Healio spoke with Javier Rodríguez-Ubreva, PhD, senior researcher, and Esteban Ballestar, PhD, group leader, both of the Josep Carreras Leukaemia Research Institute, to find out more about their study and its implications for CVID care.
Healio: What prompted the study?
Rodríguez-Ubreva and Ballestar: CVID is a rare disease that currently has no cure. Patients with this immunodeficiency have several clinical complications that seriously affect their quality of life.
CVID pathogenesis remains largely unexplained, given that only 20% of CVID cases
can be accounted for by genetic defects. The study of samples derived from twins discordant for CVID, who are genetically identical but only one in the pair displaying alterations in the immune system, allows the analysis of epigenetic alterations that may contribute to the development of the disease.
Healio: How do these differences manifest in twins?
Rodríguez-Ubreva and Ballestar: Despite the heterogeneity of CVID, the main difference between twins is their differential propensity to effectively respond against infections. Usually, the twin displaying CVID suffers recurrent respiratory infections and requires immunoglobulin supplementation.
Healio: What impact does environment have on creating or exacerbating these differences between twins?
Rodríguez-Ubreva and Ballestar: It is likely that the exposure to different environments at prenatal or post-delivery time, or even their differential early infection history, may have induced epigenetic alterations that ultimately lead to a difference in gene expression and twin discordance in CVID.
Healio: What led your team to focus on B cells as a potential driver behind CVID?

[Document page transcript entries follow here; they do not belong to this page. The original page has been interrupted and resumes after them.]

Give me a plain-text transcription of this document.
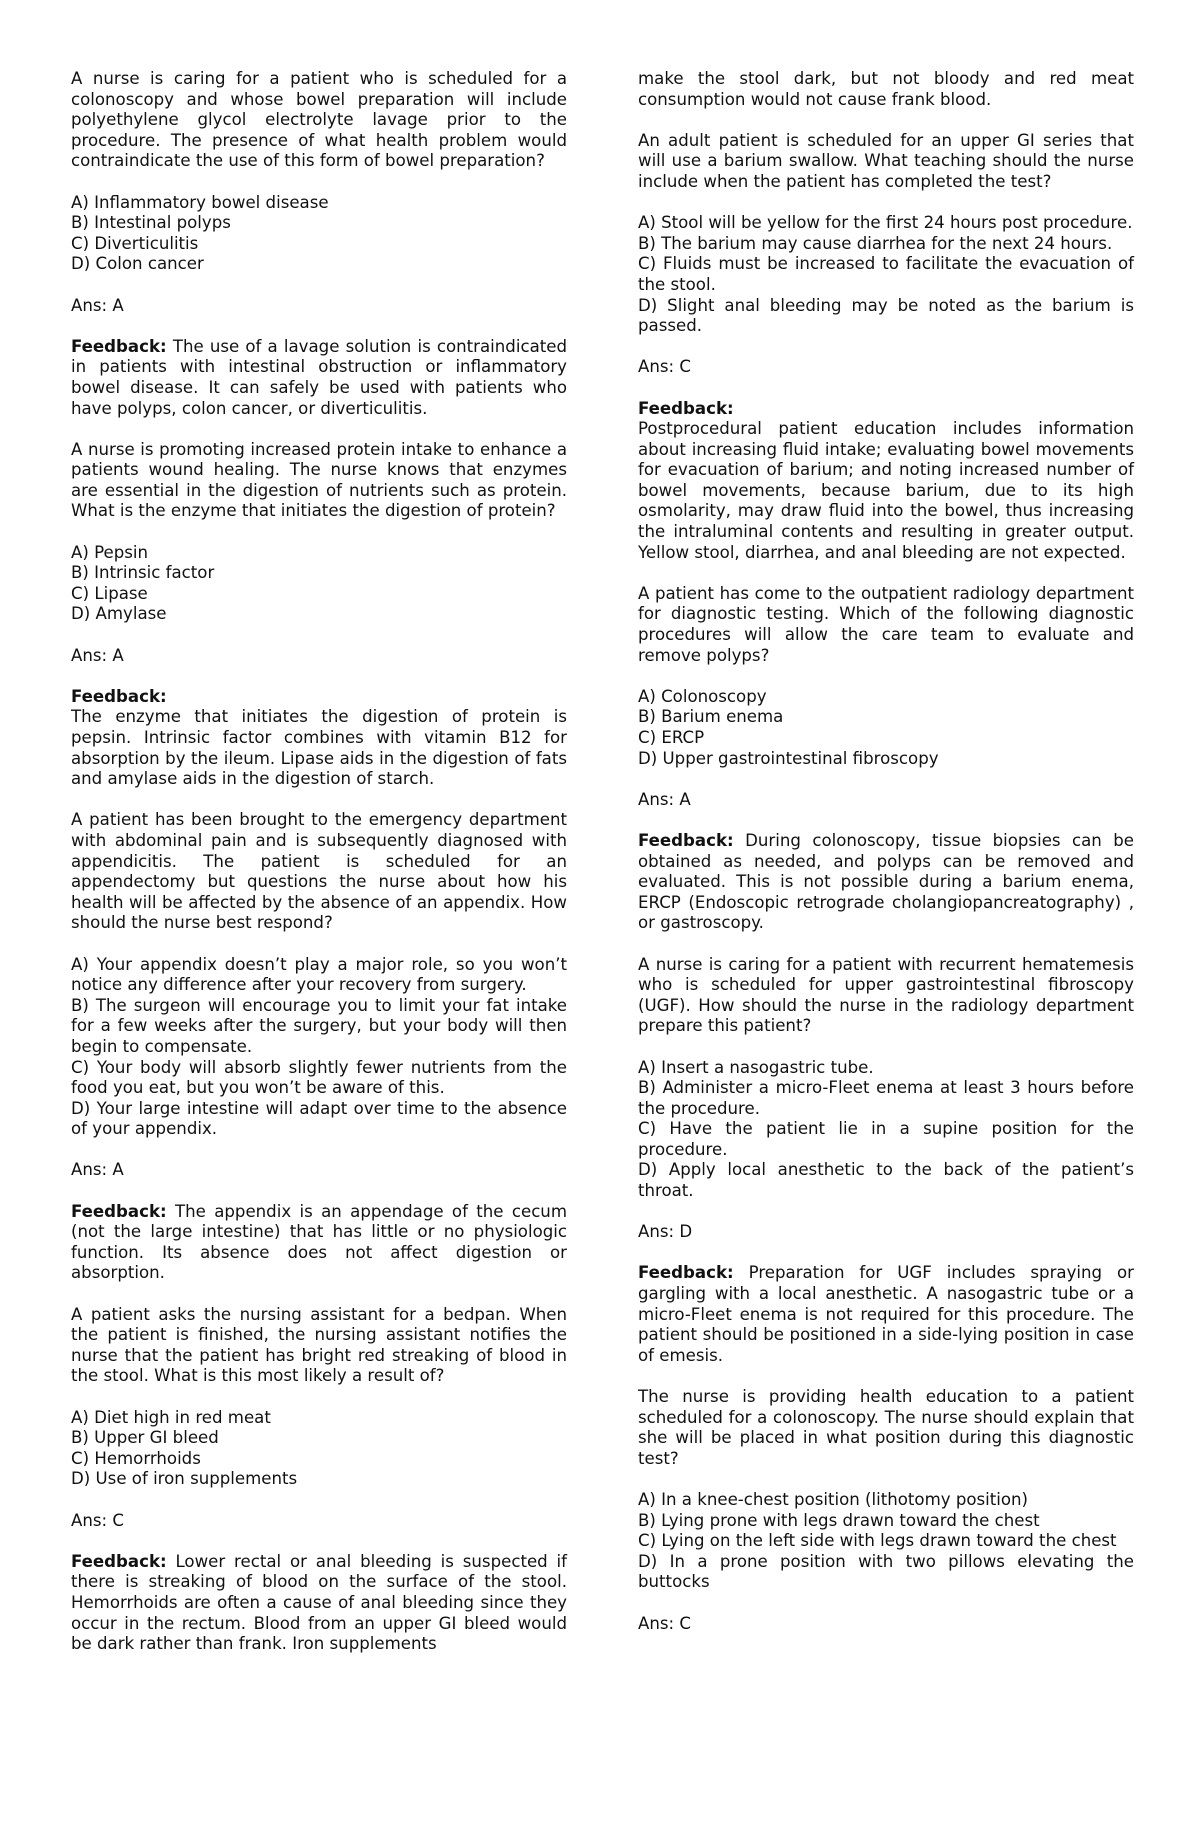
A nurse is caring for a patient who is scheduled for a colonoscopy and whose bowel preparation will include polyethylene glycol electrolyte lavage prior to the procedure. The presence of what health problem would contraindicate the use of this form of bowel preparation?

A) Inflammatory bowel disease

B) Intestinal polyps

C) Diverticulitis

D) Colon cancer

Ans: A

Feedback: The use of a lavage solution is contraindicated in patients with intestinal obstruction or inflammatory bowel disease. It can safely be used with patients who have polyps, colon cancer, or diverticulitis.

A nurse is promoting increased protein intake to enhance a patients wound healing. The nurse knows that enzymes are essential in the digestion of nutrients such as protein. What is the enzyme that initiates the digestion of protein?

A) Pepsin

B) Intrinsic factor

C) Lipase

D) Amylase

Ans: A

Feedback:

The enzyme that initiates the digestion of protein is pepsin. Intrinsic factor combines with vitamin B12 for absorption by the ileum. Lipase aids in the digestion of fats and amylase aids in the digestion of starch.

A patient has been brought to the emergency department with abdominal pain and is subsequently diagnosed with appendicitis. The patient is scheduled for an appendectomy but questions the nurse about how his health will be affected by the absence of an appendix. How should the nurse best respond?

A) Your appendix doesn’t play a major role, so you won’t notice any difference after your recovery from surgery.

B) The surgeon will encourage you to limit your fat intake for a few weeks after the surgery, but your body will then begin to compensate.

C) Your body will absorb slightly fewer nutrients from the food you eat, but you won’t be aware of this.

D) Your large intestine will adapt over time to the absence of your appendix.

Ans: A

Feedback: The appendix is an appendage of the cecum (not the large intestine) that has little or no physiologic function. Its absence does not affect digestion or absorption.

A patient asks the nursing assistant for a bedpan. When the patient is finished, the nursing assistant notifies the nurse that the patient has bright red streaking of blood in the stool. What is this most likely a result of?

A) Diet high in red meat

B) Upper GI bleed

C) Hemorrhoids

D) Use of iron supplements

Ans: C

Feedback: Lower rectal or anal bleeding is suspected if there is streaking of blood on the surface of the stool. Hemorrhoids are often a cause of anal bleeding since they occur in the rectum. Blood from an upper GI bleed would be dark rather than frank. Iron supplements

make the stool dark, but not bloody and red meat consumption would not cause frank blood.

An adult patient is scheduled for an upper GI series that will use a barium swallow. What teaching should the nurse include when the patient has completed the test?

A) Stool will be yellow for the first 24 hours post procedure.

B) The barium may cause diarrhea for the next 24 hours.

C) Fluids must be increased to facilitate the evacuation of the stool.

D) Slight anal bleeding may be noted as the barium is passed.

Ans: C

Feedback:

Postprocedural patient education includes information about increasing fluid intake; evaluating bowel movements for evacuation of barium; and noting increased number of bowel movements, because barium, due to its high osmolarity, may draw fluid into the bowel, thus increasing the intraluminal contents and resulting in greater output. Yellow stool, diarrhea, and anal bleeding are not expected.

A patient has come to the outpatient radiology department for diagnostic testing. Which of the following diagnostic procedures will allow the care team to evaluate and remove polyps?

A) Colonoscopy

B) Barium enema

C) ERCP

D) Upper gastrointestinal fibroscopy

Ans: A

Feedback: During colonoscopy, tissue biopsies can be obtained as needed, and polyps can be removed and evaluated. This is not possible during a barium enema, ERCP (Endoscopic retrograde cholangiopancreatography) , or gastroscopy.

A nurse is caring for a patient with recurrent hematemesis who is scheduled for upper gastrointestinal fibroscopy (UGF). How should the nurse in the radiology department prepare this patient?

A) Insert a nasogastric tube.

B) Administer a micro-Fleet enema at least 3 hours before the procedure.

C) Have the patient lie in a supine position for the procedure.

D) Apply local anesthetic to the back of the patient’s throat.

Ans: D

Feedback: Preparation for UGF includes spraying or gargling with a local anesthetic. A nasogastric tube or a micro-Fleet enema is not required for this procedure. The patient should be positioned in a side-lying position in case of emesis.

The nurse is providing health education to a patient scheduled for a colonoscopy. The nurse should explain that she will be placed in what position during this diagnostic test?

A) In a knee-chest position (lithotomy position)

B) Lying prone with legs drawn toward the chest

C) Lying on the left side with legs drawn toward the chest

D) In a prone position with two pillows elevating the buttocks

Ans: C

Rodríguez-Ubreva and Ballestar: Patients with CVID are characterized by low serum immunoglobulin concentrations, defective specific antibody production and increased susceptibility to bacterial infections of the respiratory and gastrointestinal tracts. In this study, we focused our analyses on naive and memory B cells, whose activation is directly involved in the defective production of immunoglobulins observed in these patients.

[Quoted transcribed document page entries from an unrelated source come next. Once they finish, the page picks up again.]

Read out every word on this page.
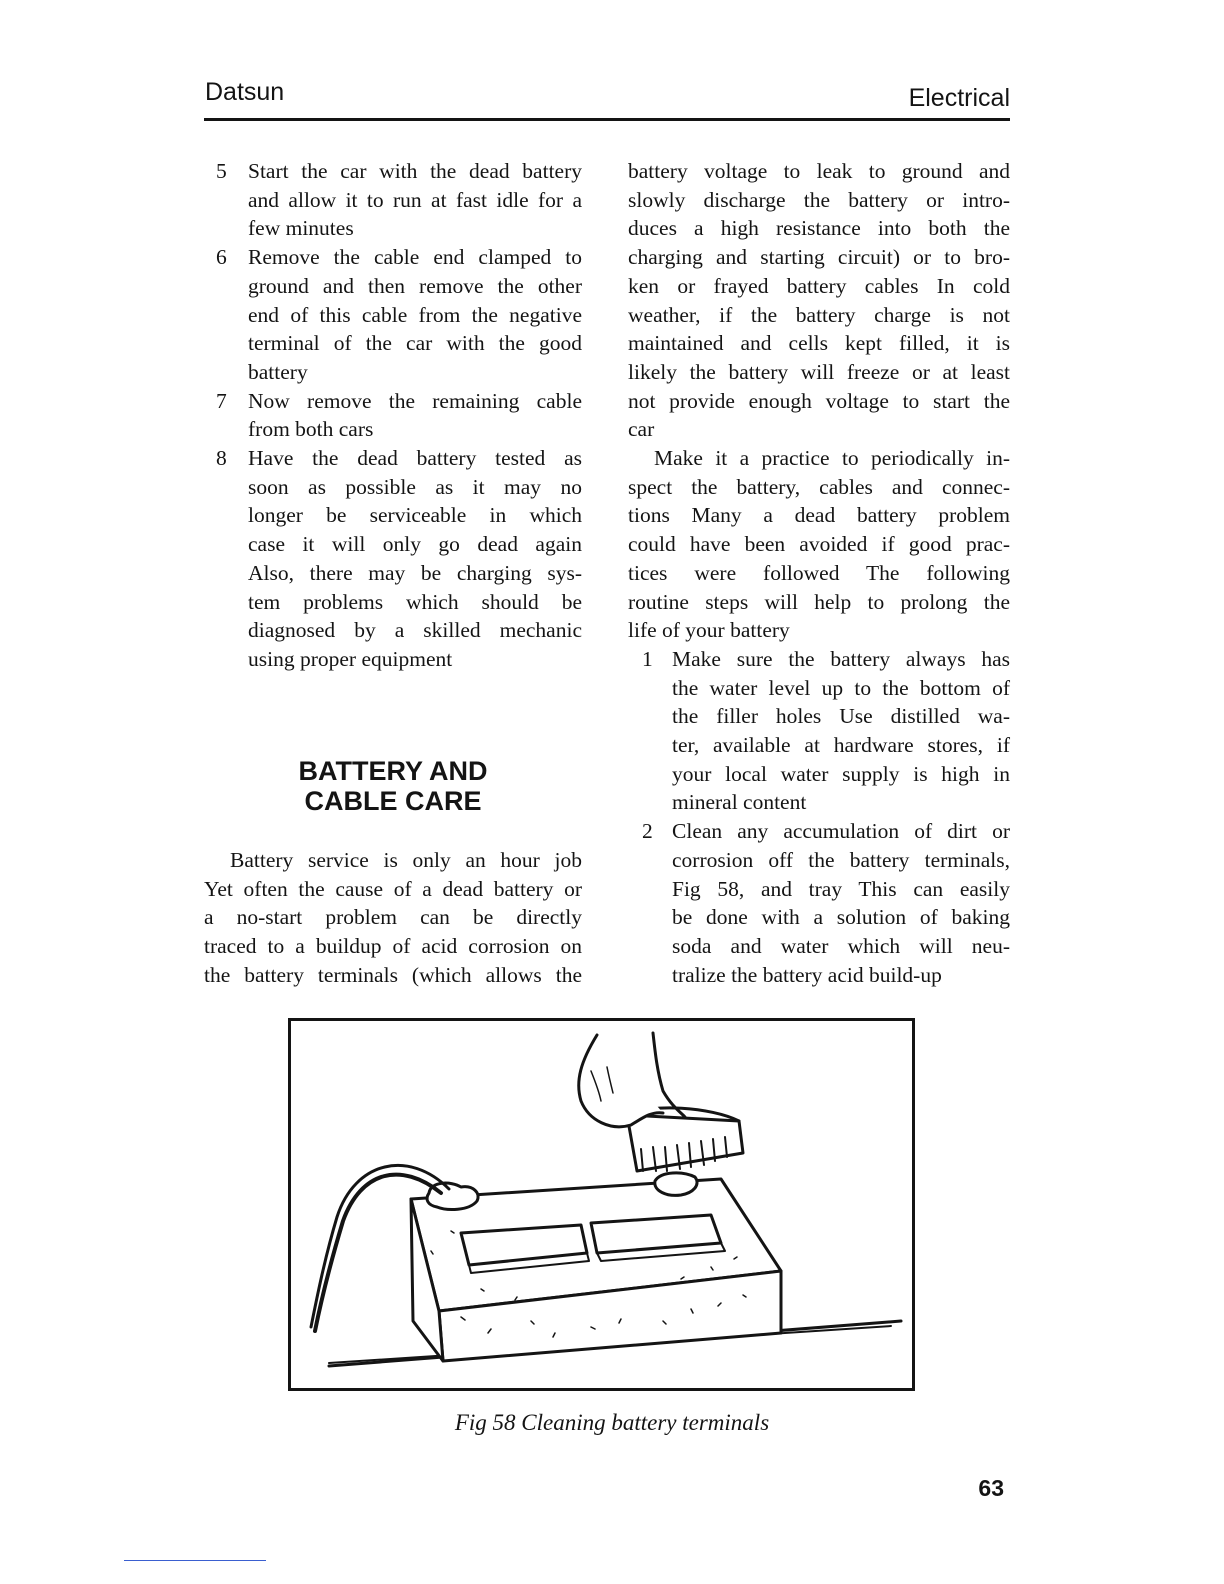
Datsun	Electrical
5 Start the car with the dead battery
and allow it to run at fast idle for a
few minutes
6 Remove the cable end clamped to
ground and then remove the other
end of this cable from the negative
terminal of the car with the good
battery
7 Now remove the remaining cable
from both cars
8 Have the dead battery tested as
soon as possible as it may no
longer be serviceable in which
case it will only go dead again
Also, there may be charging sys-
tem problems which should be
diagnosed by a skilled mechanic
using proper equipment
BATTERY AND
CABLE CARE
Battery service is only an hour job
Yet often the cause of a dead battery or
a no-start problem can be directly
traced to a buildup of acid corrosion on
the battery terminals (which allows the
battery voltage to leak to ground and
slowly discharge the battery or intro-
duces a high resistance into both the
charging and starting circuit) or to bro-
ken or frayed battery cables In cold
weather, if the battery charge is not
maintained and cells kept filled, it is
likely the battery will freeze or at least
not provide enough voltage to start the
car
Make it a practice to periodically in-
spect the battery, cables and connec-
tions Many a dead battery problem
could have been avoided if good prac-
tices were followed The following
routine steps will help to prolong the
life of your battery
1 Make sure the battery always has
the water level up to the bottom of
the filler holes Use distilled wa-
ter, available at hardware stores, if
your local water supply is high in
mineral content
2 Clean any accumulation of dirt or
corrosion off the battery terminals,
Fig 58, and tray This can easily
be done with a solution of baking
soda and water which will neu-
tralize the battery acid build-up
Fig 58 Cleaning battery terminals
63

CVID has been traditionally seen as a B-cell disorder. However, nowadays CVID is viewed with a more general perspective. Although we have mainly focused on B cells, the single cell atlas that we have generated represents a resource that others can use to study other immune cell types that are altered in CVID.

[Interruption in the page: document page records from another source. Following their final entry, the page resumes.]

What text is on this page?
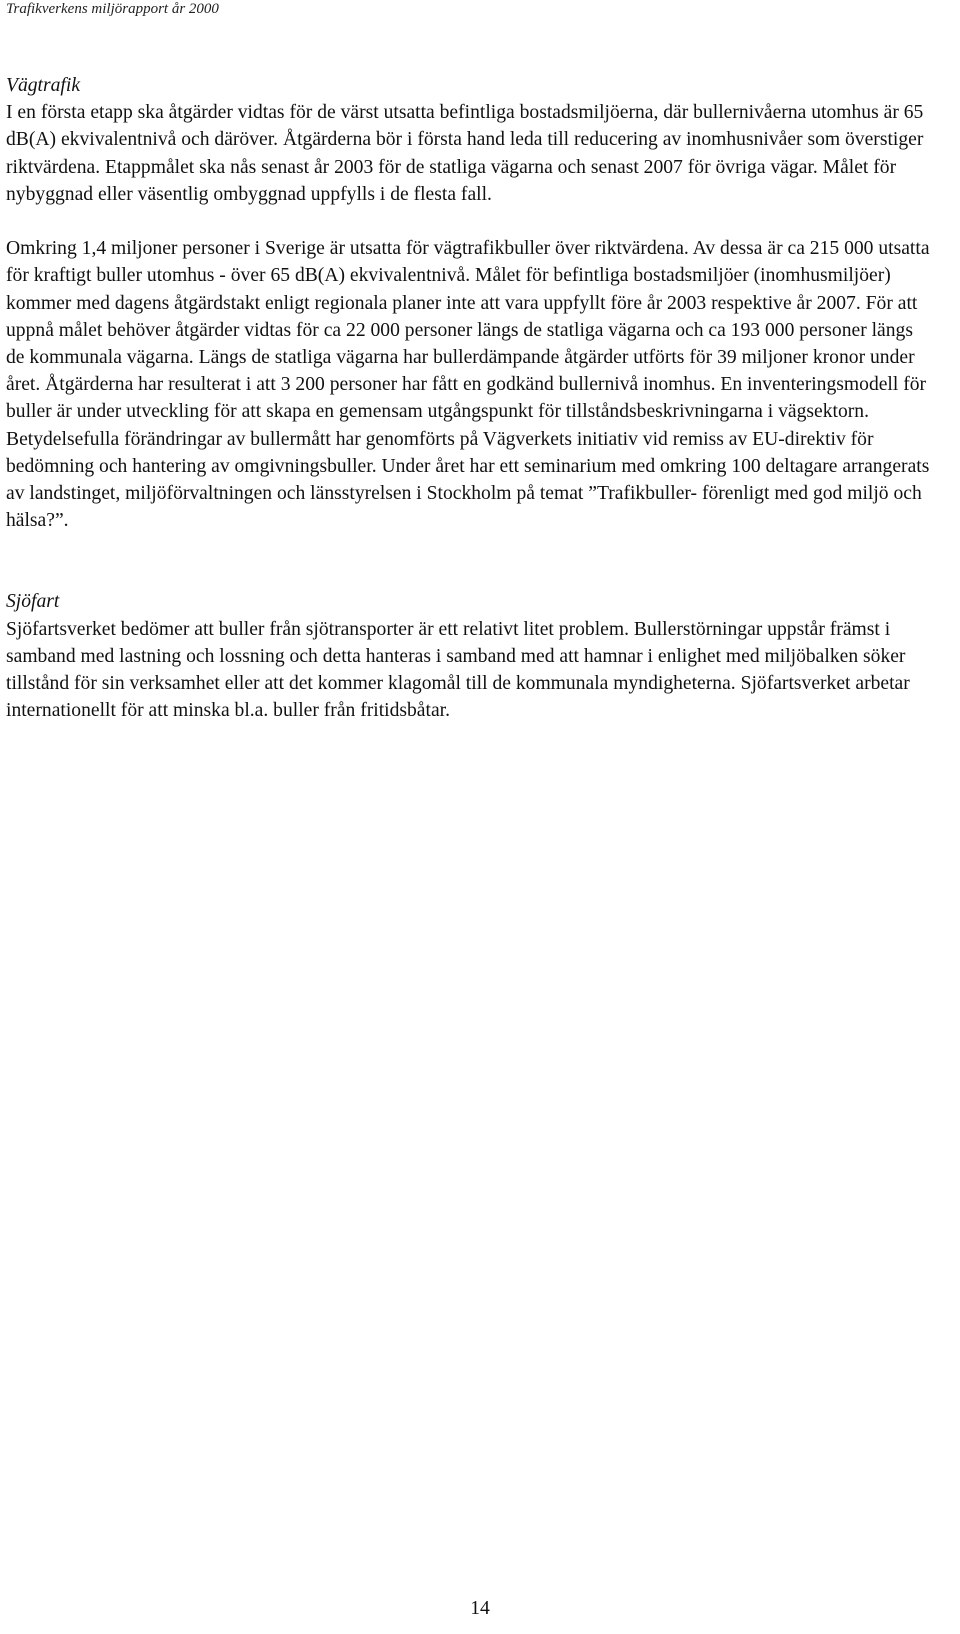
Trafikverkens miljörapport år 2000

Vägtrafik

I en första etapp ska åtgärder vidtas för de värst utsatta befintliga bostadsmiljöerna, där bullernivåerna utomhus är 65 dB(A) ekvivalentnivå och däröver. Åtgärderna bör i första hand leda till reducering av inomhusnivåer som överstiger riktvärdena. Etappmålet ska nås senast år 2003 för de statliga vägarna och senast 2007 för övriga vägar. Målet för nybyggnad eller väsentlig ombyggnad uppfylls i de flesta fall.

Omkring 1,4 miljoner personer i Sverige är utsatta för vägtrafikbuller över riktvärdena. Av dessa är ca 215 000 utsatta för kraftigt buller utomhus - över 65 dB(A) ekvivalentnivå. Målet för befintliga bostadsmiljöer (inomhusmiljöer) kommer med dagens åtgärdstakt enligt regionala planer inte att vara uppfyllt före år 2003 respektive år 2007. För att uppnå målet behöver åtgärder vidtas för ca 22 000 personer längs de statliga vägarna och ca 193 000 personer längs de kommunala vägarna. Längs de statliga vägarna har bullerdämpande åtgärder utförts för 39 miljoner kronor under året. Åtgärderna har resulterat i att 3 200 personer har fått en godkänd bullernivå inomhus. En inventeringsmodell för buller är under utveckling för att skapa en gemensam utgångspunkt för tillståndsbeskrivningarna i vägsektorn. Betydelsefulla förändringar av bullermått har genomförts på Vägverkets initiativ vid remiss av EU-direktiv för bedömning och hantering av omgivningsbuller. Under året har ett seminarium med omkring 100 deltagare arrangerats av landstinget, miljöförvaltningen och länsstyrelsen i Stockholm på temat ”Trafikbuller- förenligt med god miljö och hälsa?”.

Sjöfart

Sjöfartsverket bedömer att buller från sjötransporter är ett relativt litet problem. Bullerstörningar uppstår främst i samband med lastning och lossning och detta hanteras i samband med att hamnar i enlighet med miljöbalken söker tillstånd för sin verksamhet eller att det kommer klagomål till de kommunala myndigheterna. Sjöfartsverket arbetar internationellt för att minska bl.a. buller från fritidsbåtar.

14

Healio: Would you expect these impairments in B cells to be behind CVID or other immune disorders in other patients?
Rodríguez-Ubreva and Ballestar: In this study, we have found common molecular alterations in different patients with CVID. However, we have also identified that the extent of such alterations differs among the different CVID subtypes. It is likely that some of the genes that are altered in CVID are also altered in other disorders and, in these regards, it is very important to extend this study to other immunodeficiencies
Healio: Were there any other particularly surprising or significant differences or results?
Rodríguez-Ubreva and Ballestar: Our results suggest that the defects in the proper function of B cells might be caused not only by intrinsic defects within the B cells, but also by alterations in other immune cells that actively interact and communicate with B cells during the immune response.
Healio: How can these findings be used in potential treatment?
Rodríguez-Ubreva and Ballestar: We have identified several cellular pathways that are altered and could be targeted with existing drugs. More research expanding the number of patients will be needed to consider complementary or alternative therapeutic options.
Healio: What is the next step in this research?
Rodríguez-Ubreva and Ballestar: Our study provides the first atlas of CVID. However, as indicated, this is a heterogeneous clinical entity, and it is critical to expand these studies by incorporating more patients and having different subtypes. This information could be useful to better characterize patients and give additional clues on which pathways are good candidates to explore novel therapeutic options. In this sense, close collaboration with clinical groups, expert in immunodeficiencies, is essential.